Goal weight: 195 lbs.

This morning’s weight: 222.6 lbs.

Monday’s a day I’m supposed to run 30 minutes. I ran 41 minutes instead.  I ran a little extra to make up for any overeating I did yesterday during the Super Bowl. (I really was pretty good — I ate three slider (tiny) burgers, four chicken wings and some fruit).   I stepped on the scale when I got back and I had lost two pounds over the weekend.  I’ll take that.

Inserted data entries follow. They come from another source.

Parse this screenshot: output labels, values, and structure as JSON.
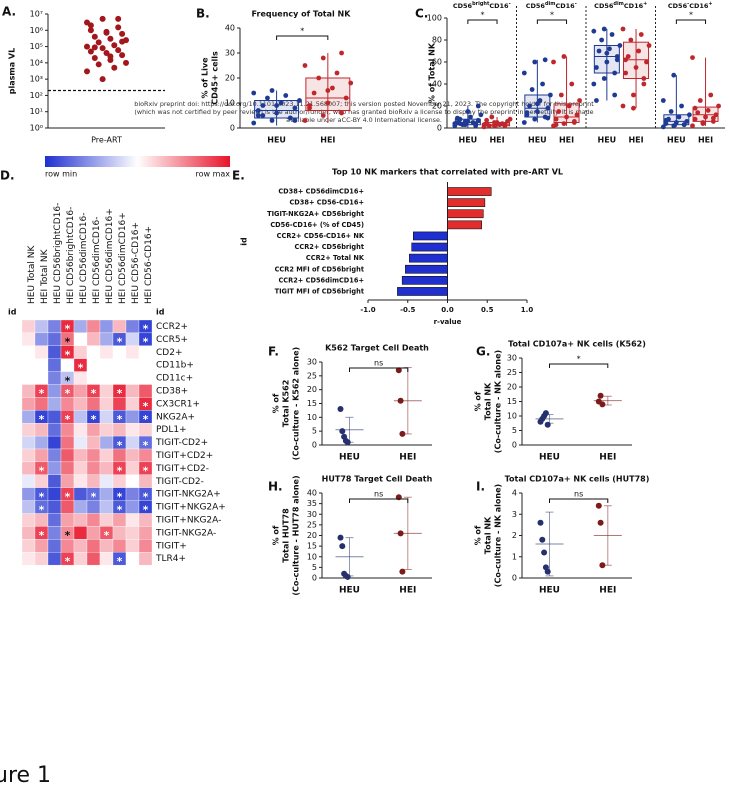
{
  "watermark": [
    "bioRxiv preprint doi: https://doi.org/10.1101/2023.11.21.568007; this version posted November 21, 2023. The copyright holder for this preprint",
    "(which was not certified by peer review) is the author/funder, who has granted bioRxiv a license to display the preprint in perpetuity. It is made",
    "available under aCC-BY 4.0 International license."
  ],
  "figure_label": "ure 1",
  "chart_data": [
    {
      "panel": "A.",
      "type": "scatter",
      "ylabel": "plasma VL",
      "categories": [
        "Pre-ART"
      ],
      "log": true,
      "color": "#a3161c",
      "threshold": 200,
      "ylim": [
        1,
        10000000
      ],
      "yticks": [
        {
          "value": 1,
          "label": "10⁰"
        },
        {
          "value": 10,
          "label": "10¹"
        },
        {
          "value": 100,
          "label": "10²"
        },
        {
          "value": 1000,
          "label": "10³"
        },
        {
          "value": 10000,
          "label": "10⁴"
        },
        {
          "value": 100000,
          "label": "10⁵"
        },
        {
          "value": 1000000,
          "label": "10⁶"
        },
        {
          "value": 10000000,
          "label": "10⁷"
        }
      ],
      "values": [
        3000000,
        5000000,
        1500000,
        2000000,
        800000,
        600000,
        400000,
        300000,
        250000,
        180000,
        120000,
        100000,
        80000,
        60000,
        50000,
        40000,
        30000,
        20000,
        15000,
        10000,
        8000,
        5000,
        3000,
        1000,
        5000000,
        1000000,
        700000,
        200000,
        90000,
        25000
      ]
    },
    {
      "panel": "B.",
      "type": "box",
      "title": "Frequency of Total NK",
      "ylabel": [
        "% of Live",
        "CD45+ cells"
      ],
      "ylim": [
        0,
        40
      ],
      "yticks": [
        0,
        10,
        20,
        30,
        40
      ],
      "sig": "*",
      "groups": [
        {
          "name": "HEU",
          "color": "#1f3a93",
          "values": [
            2,
            3,
            4,
            5,
            6,
            8,
            9,
            10,
            11,
            12,
            13,
            14,
            15,
            4,
            7,
            9,
            3,
            5
          ],
          "box": [
            1,
            4,
            7,
            11,
            15
          ]
        },
        {
          "name": "HEI",
          "color": "#c0272d",
          "values": [
            3,
            5,
            6,
            8,
            10,
            12,
            14,
            16,
            18,
            20,
            22,
            25,
            28,
            30,
            9,
            15
          ],
          "box": [
            2,
            7,
            12,
            20,
            30
          ]
        }
      ]
    },
    {
      "panel": "C.",
      "type": "box",
      "ylabel": [
        "% of Total NK"
      ],
      "ylim": [
        0,
        100
      ],
      "yticks": [
        0,
        20,
        40,
        60,
        80,
        100
      ],
      "subplots": [
        {
          "title_parts": [
            "CD56",
            "bright",
            "CD16",
            "-"
          ],
          "sig": "*",
          "groups": [
            {
              "name": "HEU",
              "color": "#1f3a93",
              "values": [
                2,
                3,
                4,
                5,
                6,
                7,
                8,
                10,
                12,
                3,
                5,
                4,
                6,
                2,
                9,
                15,
                20,
                4
              ],
              "box": [
                0,
                3,
                5,
                8,
                20
              ]
            },
            {
              "name": "HEI",
              "color": "#c0272d",
              "values": [
                1,
                2,
                3,
                4,
                5,
                6,
                2,
                3,
                8,
                10,
                4,
                3,
                5,
                2,
                7
              ],
              "box": [
                0,
                2,
                3,
                5,
                10
              ]
            }
          ]
        },
        {
          "title_parts": [
            "CD56",
            "dim",
            "CD16",
            "-"
          ],
          "sig": "*",
          "groups": [
            {
              "name": "HEU",
              "color": "#1f3a93",
              "values": [
                5,
                8,
                10,
                12,
                15,
                18,
                20,
                25,
                30,
                35,
                40,
                50,
                60,
                62,
                14,
                22,
                9
              ],
              "box": [
                5,
                10,
                18,
                30,
                62
              ]
            },
            {
              "name": "HEI",
              "color": "#c0272d",
              "values": [
                2,
                4,
                6,
                8,
                10,
                12,
                15,
                20,
                25,
                30,
                40,
                60,
                65,
                5,
                3
              ],
              "box": [
                2,
                5,
                10,
                22,
                65
              ]
            }
          ]
        },
        {
          "title_parts": [
            "CD56",
            "dim",
            "CD16",
            "+"
          ],
          "groups": [
            {
              "name": "HEU",
              "color": "#1f3a93",
              "values": [
                40,
                45,
                50,
                55,
                60,
                65,
                70,
                72,
                75,
                80,
                85,
                88,
                90,
                30,
                25,
                68,
                62
              ],
              "box": [
                25,
                50,
                65,
                75,
                90
              ]
            },
            {
              "name": "HEI",
              "color": "#c0272d",
              "values": [
                20,
                30,
                40,
                50,
                55,
                60,
                65,
                70,
                75,
                80,
                85,
                90,
                18,
                45,
                62
              ],
              "box": [
                18,
                45,
                62,
                78,
                90
              ]
            }
          ]
        },
        {
          "title_parts": [
            "CD56",
            "-",
            "CD16",
            "+"
          ],
          "sig": "*",
          "groups": [
            {
              "name": "HEU",
              "color": "#1f3a93",
              "values": [
                1,
                2,
                3,
                4,
                5,
                6,
                8,
                10,
                12,
                15,
                20,
                25,
                48,
                3,
                7
              ],
              "box": [
                1,
                3,
                6,
                12,
                48
              ]
            },
            {
              "name": "HEI",
              "color": "#c0272d",
              "values": [
                2,
                4,
                6,
                8,
                10,
                12,
                14,
                16,
                20,
                25,
                30,
                64,
                5,
                9,
                18
              ],
              "box": [
                2,
                6,
                12,
                19,
                64
              ]
            }
          ]
        }
      ]
    },
    {
      "panel": "D.",
      "type": "heatmap",
      "colorbar": [
        "row min",
        "row max"
      ],
      "row_title": "id",
      "col_title": "id",
      "star_label": "*",
      "columns": [
        "HEU Total NK",
        "HEI Total NK",
        "HEU CD56brightCD16-",
        "HEI CD56brightCD16-",
        "HEU CD56dimCD16-",
        "HEI CD56dimCD16-",
        "HEU CD56dimCD16+",
        "HEI CD56dimCD16+",
        "HEU CD56-CD16+",
        "HEI CD56-CD16+"
      ],
      "rows": [
        "CCR2+",
        "CCR5+",
        "CD2+",
        "CD11b+",
        "CD11c+",
        "CD38+",
        "CX3CR1+",
        "NKG2A+",
        "PDL1+",
        "TIGIT-CD2+",
        "TIGIT+CD2+",
        "TIGIT+CD2-",
        "TIGIT-CD2-",
        "TIGIT-NKG2A+",
        "TIGIT+NKG2A+",
        "TIGIT+NKG2A-",
        "TIGIT-NKG2A-",
        "TIGIT+",
        "TLR4+"
      ],
      "values": [
        [
          0.2,
          -0.3,
          -0.6,
          0.9,
          -0.4,
          0.5,
          -0.5,
          0.3,
          -0.6,
          -0.9
        ],
        [
          0.1,
          -0.5,
          -0.7,
          0.6,
          0.0,
          0.3,
          -0.4,
          -0.8,
          -0.2,
          -0.9
        ],
        [
          0.0,
          0.1,
          -0.8,
          0.9,
          0.2,
          0.0,
          0.1,
          0.0,
          0.1,
          0.0
        ],
        [
          0.0,
          0.0,
          -0.7,
          0.0,
          0.9,
          0.0,
          0.0,
          0.0,
          0.0,
          0.0
        ],
        [
          0.0,
          0.0,
          -0.6,
          -0.3,
          0.1,
          0.0,
          0.0,
          0.0,
          0.0,
          0.0
        ],
        [
          0.3,
          0.8,
          -0.5,
          0.7,
          0.4,
          0.8,
          0.2,
          0.9,
          0.3,
          0.7
        ],
        [
          0.4,
          0.6,
          -0.4,
          0.5,
          0.3,
          0.6,
          0.2,
          0.8,
          0.2,
          0.9
        ],
        [
          -0.4,
          -0.9,
          -0.8,
          0.8,
          -0.3,
          -0.9,
          -0.2,
          -0.8,
          -0.5,
          -0.9
        ],
        [
          0.2,
          0.3,
          -0.7,
          0.5,
          0.1,
          0.4,
          0.2,
          0.3,
          0.1,
          0.2
        ],
        [
          -0.2,
          -0.4,
          -0.9,
          0.6,
          -0.1,
          0.3,
          -0.4,
          -0.8,
          -0.2,
          -0.7
        ],
        [
          0.2,
          0.4,
          -0.6,
          0.7,
          0.3,
          0.5,
          0.2,
          0.6,
          0.3,
          0.5
        ],
        [
          0.3,
          0.7,
          -0.5,
          0.6,
          0.2,
          0.5,
          0.3,
          0.8,
          0.2,
          0.8
        ],
        [
          -0.1,
          0.2,
          -0.8,
          0.4,
          0.1,
          0.3,
          -0.1,
          0.2,
          0.0,
          0.3
        ],
        [
          -0.5,
          -0.8,
          -0.9,
          0.8,
          -0.8,
          -0.7,
          -0.4,
          -0.9,
          -0.6,
          -0.8
        ],
        [
          -0.3,
          -0.7,
          -0.8,
          0.7,
          -0.4,
          -0.6,
          -0.3,
          -0.8,
          -0.5,
          -0.9
        ],
        [
          0.2,
          0.3,
          -0.7,
          0.4,
          0.3,
          0.5,
          0.2,
          0.4,
          0.1,
          0.3
        ],
        [
          0.3,
          0.8,
          -0.6,
          0.5,
          0.9,
          0.4,
          0.7,
          0.3,
          0.2,
          0.4
        ],
        [
          0.2,
          0.4,
          -0.7,
          0.5,
          0.3,
          0.6,
          0.3,
          0.5,
          0.2,
          0.5
        ],
        [
          0.1,
          0.2,
          -0.8,
          0.8,
          0.2,
          0.7,
          0.1,
          -0.8,
          0.0,
          0.3
        ]
      ],
      "stars": [
        [
          0,
          3
        ],
        [
          0,
          9
        ],
        [
          1,
          3
        ],
        [
          1,
          7
        ],
        [
          1,
          9
        ],
        [
          2,
          3
        ],
        [
          3,
          4
        ],
        [
          4,
          3
        ],
        [
          5,
          1
        ],
        [
          5,
          3
        ],
        [
          5,
          5
        ],
        [
          5,
          7
        ],
        [
          6,
          9
        ],
        [
          7,
          1
        ],
        [
          7,
          3
        ],
        [
          7,
          5
        ],
        [
          7,
          7
        ],
        [
          7,
          9
        ],
        [
          9,
          7
        ],
        [
          9,
          9
        ],
        [
          11,
          1
        ],
        [
          11,
          7
        ],
        [
          11,
          9
        ],
        [
          13,
          1
        ],
        [
          13,
          3
        ],
        [
          13,
          5
        ],
        [
          13,
          7
        ],
        [
          13,
          9
        ],
        [
          14,
          1
        ],
        [
          14,
          7
        ],
        [
          14,
          9
        ],
        [
          16,
          1
        ],
        [
          16,
          3
        ],
        [
          16,
          6
        ],
        [
          18,
          3
        ],
        [
          18,
          7
        ]
      ]
    },
    {
      "panel": "E.",
      "type": "barh",
      "title": "Top 10 NK markers that correlated with pre-ART VL",
      "xlabel": "r-value",
      "ylabel": "id",
      "positive_color": "#e32c2c",
      "negative_color": "#1f2fd0",
      "categories": [
        "CD38+ CD56dimCD16+",
        "CD38+ CD56-CD16+",
        "TIGIT-NKG2A+ CD56bright",
        "CD56-CD16+ (% of CD45)",
        "CCR2+ CD56-CD16+ NK",
        "CCR2+ CD56bright",
        "CCR2+ Total NK",
        "CCR2 MFI of CD56bright",
        "CCR2+ CD56dimCD16+",
        "TIGIT MFI of CD56bright"
      ],
      "values": [
        0.55,
        0.47,
        0.45,
        0.43,
        -0.43,
        -0.45,
        -0.48,
        -0.53,
        -0.57,
        -0.63
      ],
      "xlim": [
        -1,
        1
      ],
      "xticks": [
        {
          "value": -1,
          "label": "-1.0"
        },
        {
          "value": -0.5,
          "label": "-0.5"
        },
        {
          "value": 0,
          "label": "0.0"
        },
        {
          "value": 0.5,
          "label": "0.5"
        },
        {
          "value": 1,
          "label": "1.0"
        }
      ]
    },
    {
      "panel": "F.",
      "type": "dotplot",
      "title": "K562 Target Cell Death",
      "ylabel": [
        "% of",
        "Total K562",
        "(Co-culture - K562 alone)"
      ],
      "ylim": [
        0,
        30
      ],
      "yticks": [
        0,
        5,
        10,
        15,
        20,
        25,
        30
      ],
      "sig": "ns",
      "groups": [
        {
          "name": "HEU",
          "color": "#26306e",
          "values": [
            13,
            5,
            3,
            1.5,
            1
          ],
          "mean": 5.5,
          "sd": 4.5
        },
        {
          "name": "HEI",
          "color": "#7d1a1a",
          "values": [
            27,
            16,
            4
          ],
          "mean": 16,
          "sd": 12
        }
      ]
    },
    {
      "panel": "G.",
      "type": "dotplot",
      "title": "Total CD107a+ NK cells (K562)",
      "ylabel": [
        "% of",
        "Total NK",
        "(Co-culture - NK alone)"
      ],
      "ylim": [
        0,
        30
      ],
      "yticks": [
        0,
        5,
        10,
        15,
        20,
        25,
        30
      ],
      "sig": "*",
      "groups": [
        {
          "name": "HEU",
          "color": "#26306e",
          "values": [
            8,
            9,
            10,
            11,
            7
          ],
          "mean": 9,
          "sd": 1.5
        },
        {
          "name": "HEI",
          "color": "#7d1a1a",
          "values": [
            15,
            17,
            14
          ],
          "mean": 15.3,
          "sd": 1.5
        }
      ]
    },
    {
      "panel": "H.",
      "type": "dotplot",
      "title": "HUT78 Target Cell Death",
      "ylabel": [
        "% of",
        "Total HUT78",
        "(Co-culture - HUT78 alone)"
      ],
      "ylim": [
        0,
        40
      ],
      "yticks": [
        0,
        5,
        10,
        15,
        20,
        25,
        30,
        35,
        40
      ],
      "sig": "ns",
      "groups": [
        {
          "name": "HEU",
          "color": "#26306e",
          "values": [
            19,
            15,
            2,
            1,
            0.5
          ],
          "mean": 10,
          "sd": 9
        },
        {
          "name": "HEI",
          "color": "#7d1a1a",
          "values": [
            38,
            21,
            3
          ],
          "mean": 21,
          "sd": 17
        }
      ]
    },
    {
      "panel": "I.",
      "type": "dotplot",
      "title": "Total CD107a+ NK cells (HUT78)",
      "ylabel": [
        "% of",
        "Total NK",
        "(Co-culture - NK alone)"
      ],
      "ylim": [
        0,
        4
      ],
      "yticks": [
        0,
        1,
        2,
        3,
        4
      ],
      "sig": "ns",
      "groups": [
        {
          "name": "HEU",
          "color": "#26306e",
          "values": [
            2.6,
            1.8,
            1.2,
            0.5,
            0.3
          ],
          "mean": 1.6,
          "sd": 1.5
        },
        {
          "name": "HEI",
          "color": "#7d1a1a",
          "values": [
            3.4,
            2.6,
            0.6
          ],
          "mean": 2,
          "sd": 1.4
        }
      ]
    }
  ]
}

Getting up this morning wasn’t easy.  Four-thirty is sleeping late compared to my normal 3:50 wake-up call, but I could’ve used a little more sleep. Honestly, I’m very tired. But it was all about self-discipline. What I do when no one else is looking.  You see, no one would have known if I had skipped running this morning. I could have lied about it to you and said I did.  But if I hadn’t, I would have been cheating no one but myself.  So I got out of bed and huffed and puffed in the cold morning air.

We watched the movie Courageous and Forever Strong this weekend. Both had VERY strong messages of the importance of integrity.  If I am going to succeed at anything, I have to stop cutting corners. I have to do a little bit extra. And I have to stop cheating myself and others.

Monday , being the start of the week, is when I set the tone for the rest of the it. Today, I chose integrity.  The man in the glass expects no less.